While Morton was serving up sizzling steaks in Chicago, the Mondavi family of Napa Valley was slowly building up the drink that many think is the ideal complement to a juicy steak: red wine, specifically Cabernet Sauvignon, but also many other red meat-friendly wines.
On Saturday, October 27, 2018, Morton and Mondavi came together in celebration of Morton’s 40 years in business. The event, titled “The Taste of Two Legends,” married -- as has been done countless times before -- food from Morton’s kitchen with wine from Mondavi’s vineyard. It was an event not to be missed, but if you missed it, here’s what we ate and drank.
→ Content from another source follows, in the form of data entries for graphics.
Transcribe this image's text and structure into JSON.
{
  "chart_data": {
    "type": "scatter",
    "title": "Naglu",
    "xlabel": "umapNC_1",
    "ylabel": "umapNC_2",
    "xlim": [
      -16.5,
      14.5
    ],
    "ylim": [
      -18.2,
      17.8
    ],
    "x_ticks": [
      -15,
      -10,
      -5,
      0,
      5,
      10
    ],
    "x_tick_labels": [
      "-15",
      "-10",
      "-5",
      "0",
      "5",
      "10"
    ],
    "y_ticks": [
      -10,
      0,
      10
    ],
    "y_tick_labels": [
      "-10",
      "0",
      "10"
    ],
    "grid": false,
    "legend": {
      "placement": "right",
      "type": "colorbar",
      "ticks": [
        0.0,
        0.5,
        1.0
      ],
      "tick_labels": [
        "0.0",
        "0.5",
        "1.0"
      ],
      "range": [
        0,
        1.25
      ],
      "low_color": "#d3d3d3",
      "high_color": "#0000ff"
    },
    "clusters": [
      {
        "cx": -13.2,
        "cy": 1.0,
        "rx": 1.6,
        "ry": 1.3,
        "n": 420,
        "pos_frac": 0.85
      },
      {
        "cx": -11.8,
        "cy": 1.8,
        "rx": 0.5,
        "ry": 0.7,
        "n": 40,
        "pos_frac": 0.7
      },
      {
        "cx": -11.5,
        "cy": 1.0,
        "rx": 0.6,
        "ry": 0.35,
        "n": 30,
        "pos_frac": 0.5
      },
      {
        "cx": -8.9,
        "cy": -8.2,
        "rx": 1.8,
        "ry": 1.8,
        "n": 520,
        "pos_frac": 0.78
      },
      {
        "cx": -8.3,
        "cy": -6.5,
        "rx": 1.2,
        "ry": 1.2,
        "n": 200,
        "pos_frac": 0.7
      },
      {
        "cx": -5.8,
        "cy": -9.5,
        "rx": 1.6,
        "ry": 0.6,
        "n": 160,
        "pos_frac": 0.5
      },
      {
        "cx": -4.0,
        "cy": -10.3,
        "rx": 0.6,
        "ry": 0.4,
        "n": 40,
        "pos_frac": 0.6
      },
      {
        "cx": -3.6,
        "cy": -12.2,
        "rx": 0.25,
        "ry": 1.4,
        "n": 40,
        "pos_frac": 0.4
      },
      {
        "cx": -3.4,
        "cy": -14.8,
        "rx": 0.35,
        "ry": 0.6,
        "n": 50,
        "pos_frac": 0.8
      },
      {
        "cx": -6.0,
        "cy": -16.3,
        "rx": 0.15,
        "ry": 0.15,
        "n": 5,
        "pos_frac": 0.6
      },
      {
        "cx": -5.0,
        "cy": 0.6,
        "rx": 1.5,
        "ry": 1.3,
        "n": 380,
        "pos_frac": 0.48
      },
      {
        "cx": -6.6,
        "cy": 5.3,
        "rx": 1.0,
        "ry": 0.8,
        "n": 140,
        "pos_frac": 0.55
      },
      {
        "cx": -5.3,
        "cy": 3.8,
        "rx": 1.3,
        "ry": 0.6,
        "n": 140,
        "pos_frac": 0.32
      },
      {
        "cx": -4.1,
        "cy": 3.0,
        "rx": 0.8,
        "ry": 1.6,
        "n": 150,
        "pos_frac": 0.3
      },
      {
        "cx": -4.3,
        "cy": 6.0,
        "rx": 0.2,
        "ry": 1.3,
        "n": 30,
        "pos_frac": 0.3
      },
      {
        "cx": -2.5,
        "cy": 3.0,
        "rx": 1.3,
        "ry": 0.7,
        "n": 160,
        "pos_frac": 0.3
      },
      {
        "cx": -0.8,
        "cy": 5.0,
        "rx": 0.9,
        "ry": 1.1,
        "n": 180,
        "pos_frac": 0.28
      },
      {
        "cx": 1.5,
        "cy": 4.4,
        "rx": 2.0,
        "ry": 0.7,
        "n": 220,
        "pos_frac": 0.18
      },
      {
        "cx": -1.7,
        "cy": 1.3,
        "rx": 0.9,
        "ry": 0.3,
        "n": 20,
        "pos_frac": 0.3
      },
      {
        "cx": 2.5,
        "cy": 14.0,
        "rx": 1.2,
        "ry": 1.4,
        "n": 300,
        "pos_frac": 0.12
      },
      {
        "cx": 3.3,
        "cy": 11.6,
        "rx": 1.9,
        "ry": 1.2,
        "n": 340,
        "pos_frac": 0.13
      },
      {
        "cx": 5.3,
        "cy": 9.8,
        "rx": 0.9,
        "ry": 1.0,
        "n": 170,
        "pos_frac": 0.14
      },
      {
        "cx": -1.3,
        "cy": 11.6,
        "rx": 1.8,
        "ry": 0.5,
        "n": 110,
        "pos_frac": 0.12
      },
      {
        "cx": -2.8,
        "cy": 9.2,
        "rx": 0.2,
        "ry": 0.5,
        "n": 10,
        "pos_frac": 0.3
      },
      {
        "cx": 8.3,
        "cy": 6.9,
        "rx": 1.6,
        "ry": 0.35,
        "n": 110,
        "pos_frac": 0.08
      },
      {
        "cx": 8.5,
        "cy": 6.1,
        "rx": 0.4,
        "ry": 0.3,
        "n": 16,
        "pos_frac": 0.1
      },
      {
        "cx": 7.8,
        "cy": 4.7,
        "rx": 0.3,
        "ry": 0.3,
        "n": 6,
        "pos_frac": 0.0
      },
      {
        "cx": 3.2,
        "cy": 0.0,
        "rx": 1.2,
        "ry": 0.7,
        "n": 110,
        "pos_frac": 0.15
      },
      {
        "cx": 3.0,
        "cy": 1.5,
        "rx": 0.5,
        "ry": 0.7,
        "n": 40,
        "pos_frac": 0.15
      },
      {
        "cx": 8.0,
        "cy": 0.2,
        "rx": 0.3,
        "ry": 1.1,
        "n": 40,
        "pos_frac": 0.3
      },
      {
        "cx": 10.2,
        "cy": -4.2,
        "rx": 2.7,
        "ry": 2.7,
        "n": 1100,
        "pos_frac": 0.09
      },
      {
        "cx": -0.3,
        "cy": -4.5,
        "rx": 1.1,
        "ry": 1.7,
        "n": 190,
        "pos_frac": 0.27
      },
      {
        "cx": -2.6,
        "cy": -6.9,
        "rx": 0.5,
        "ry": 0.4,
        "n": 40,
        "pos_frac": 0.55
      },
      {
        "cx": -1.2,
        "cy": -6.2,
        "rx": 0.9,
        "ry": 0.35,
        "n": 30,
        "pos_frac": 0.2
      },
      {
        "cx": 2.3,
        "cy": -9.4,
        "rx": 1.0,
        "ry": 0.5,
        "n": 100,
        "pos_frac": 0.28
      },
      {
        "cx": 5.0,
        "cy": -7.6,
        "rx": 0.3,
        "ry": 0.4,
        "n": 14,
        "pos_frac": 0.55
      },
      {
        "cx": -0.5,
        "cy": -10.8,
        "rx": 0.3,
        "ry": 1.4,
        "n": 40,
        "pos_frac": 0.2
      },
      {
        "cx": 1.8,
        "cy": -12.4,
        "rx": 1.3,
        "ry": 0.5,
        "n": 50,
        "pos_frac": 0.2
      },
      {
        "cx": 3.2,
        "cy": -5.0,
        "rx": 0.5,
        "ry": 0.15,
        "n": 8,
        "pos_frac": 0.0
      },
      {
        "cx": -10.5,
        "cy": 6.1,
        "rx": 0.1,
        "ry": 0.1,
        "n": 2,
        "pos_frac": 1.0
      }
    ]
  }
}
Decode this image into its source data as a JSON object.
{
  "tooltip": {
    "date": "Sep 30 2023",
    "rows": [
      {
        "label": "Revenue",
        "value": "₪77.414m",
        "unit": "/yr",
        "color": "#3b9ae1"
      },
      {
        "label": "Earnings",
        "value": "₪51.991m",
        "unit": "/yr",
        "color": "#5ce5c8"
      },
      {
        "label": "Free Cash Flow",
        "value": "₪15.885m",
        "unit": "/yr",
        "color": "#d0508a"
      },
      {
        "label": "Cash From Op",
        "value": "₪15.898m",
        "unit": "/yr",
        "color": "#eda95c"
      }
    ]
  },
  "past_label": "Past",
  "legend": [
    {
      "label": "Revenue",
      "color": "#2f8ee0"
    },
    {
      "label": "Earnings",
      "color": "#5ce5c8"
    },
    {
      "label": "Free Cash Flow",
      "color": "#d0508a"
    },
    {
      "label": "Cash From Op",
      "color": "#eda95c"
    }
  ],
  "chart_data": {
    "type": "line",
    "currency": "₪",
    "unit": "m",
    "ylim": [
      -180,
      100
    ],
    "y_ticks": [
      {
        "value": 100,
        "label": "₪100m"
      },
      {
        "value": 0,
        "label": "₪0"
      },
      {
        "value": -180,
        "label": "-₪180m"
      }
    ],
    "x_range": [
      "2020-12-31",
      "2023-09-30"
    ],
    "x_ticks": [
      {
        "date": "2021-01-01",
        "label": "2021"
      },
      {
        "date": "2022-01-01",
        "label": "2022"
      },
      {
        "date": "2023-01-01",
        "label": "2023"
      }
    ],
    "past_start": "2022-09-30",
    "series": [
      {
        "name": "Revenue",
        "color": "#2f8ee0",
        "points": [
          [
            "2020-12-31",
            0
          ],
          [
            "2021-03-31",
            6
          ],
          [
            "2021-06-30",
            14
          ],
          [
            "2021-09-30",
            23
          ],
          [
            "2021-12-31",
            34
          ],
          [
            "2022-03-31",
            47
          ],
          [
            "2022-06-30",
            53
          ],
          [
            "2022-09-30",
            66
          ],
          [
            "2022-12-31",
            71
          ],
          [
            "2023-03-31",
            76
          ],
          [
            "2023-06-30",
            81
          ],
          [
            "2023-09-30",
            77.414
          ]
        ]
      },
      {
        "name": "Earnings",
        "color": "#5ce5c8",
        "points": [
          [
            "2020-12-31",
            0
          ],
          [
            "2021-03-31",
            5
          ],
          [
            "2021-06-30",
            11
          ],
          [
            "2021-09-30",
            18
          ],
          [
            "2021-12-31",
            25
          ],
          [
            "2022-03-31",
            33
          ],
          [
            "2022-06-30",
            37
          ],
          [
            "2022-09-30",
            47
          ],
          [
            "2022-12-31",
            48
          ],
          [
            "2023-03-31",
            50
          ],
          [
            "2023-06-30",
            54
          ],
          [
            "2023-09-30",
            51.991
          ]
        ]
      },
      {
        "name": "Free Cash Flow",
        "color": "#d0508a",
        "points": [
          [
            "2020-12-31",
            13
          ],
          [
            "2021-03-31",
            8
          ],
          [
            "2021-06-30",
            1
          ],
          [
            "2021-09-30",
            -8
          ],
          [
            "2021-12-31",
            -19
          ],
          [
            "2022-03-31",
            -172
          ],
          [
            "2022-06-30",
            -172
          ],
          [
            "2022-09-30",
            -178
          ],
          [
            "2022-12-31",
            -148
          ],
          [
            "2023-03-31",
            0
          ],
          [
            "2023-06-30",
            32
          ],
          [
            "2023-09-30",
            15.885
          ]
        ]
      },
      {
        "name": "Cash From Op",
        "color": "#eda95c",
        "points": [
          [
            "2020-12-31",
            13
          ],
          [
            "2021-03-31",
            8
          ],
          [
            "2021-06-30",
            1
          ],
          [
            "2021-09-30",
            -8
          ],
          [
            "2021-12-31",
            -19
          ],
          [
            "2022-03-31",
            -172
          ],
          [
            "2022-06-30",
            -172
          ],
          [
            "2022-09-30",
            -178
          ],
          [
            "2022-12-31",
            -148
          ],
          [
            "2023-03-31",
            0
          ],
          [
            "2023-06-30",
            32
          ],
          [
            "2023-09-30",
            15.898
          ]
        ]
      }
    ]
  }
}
The seafood course was a salad of buttery lobster, paired perfectly with a 2016 Emblem Chardonnay by Michael Mondavi, not from Napa but rather the Sonoma Coast. Crisp and clean, with notes of grapefruit and green apple, this wine has a slight butteriness that, with light hints of citrus, worked very well with the seafood.
An amuse bouche – butternut squash with crispy prosciutto – came next, and it was served with a special and extremely rare selection: 1977 Charles Krug Cabernet Sauvignon. One year older than Morton’s, this selection was low in tannins, making it a good match for the spoonful of creamy squash, with some notes of tobacco and stone fruit, very relaxed, much like the posse of older guys (including us) who sat around savoring it.
The beef course (there was steak at Morton’s! Surprise!) was a tour de force of beautiful red meat: a mound of medium strips of NY Strip, a ribeye cap (the juicy flavor of ribeye, the tenderness of tenderloin), and a clever deconstructed Beef Wellington, with filet, duxelle mushrooms, pate and puff pastry. This seem to be a table favorite, though the competition was stiff.
The accompanying wines were all from Napa and developed by different members of the Mondavi family: 2014 ‘M” Cabernet Sauvignon from Michael; Continuum Sage Mountain Red Blend, 2015, from Tim; and Charles Krug, V.5, Cabernet Sauvignon, 2015, from Marc and Peter Mondavi.
With the very well-curated cheese course, we sipped RAEN, Royal Saint Robert Pinot Noir, 2016, Sonoma Coast, from Dante and Carlo; Aloft, Cabernet Sauvignon, 2010, Napa, from Angelina, Alycia, Riana and Giovanna; and Fourth Leaf, Cabernet Sauvignon, Napa by Rob and Angelina Mondavi.
The wines, as you may have noticed, were a family effort.
There were maybe 60 people in attendance at Morton’s for this anniversary event, and if you were there (though we realize you probably were not), you would be remembering it as one of the most jaw-droppingly wonderful paired dinners ever, and it was probably only a team like Morton’s and Mondavi that could have pulled it off with such finesse.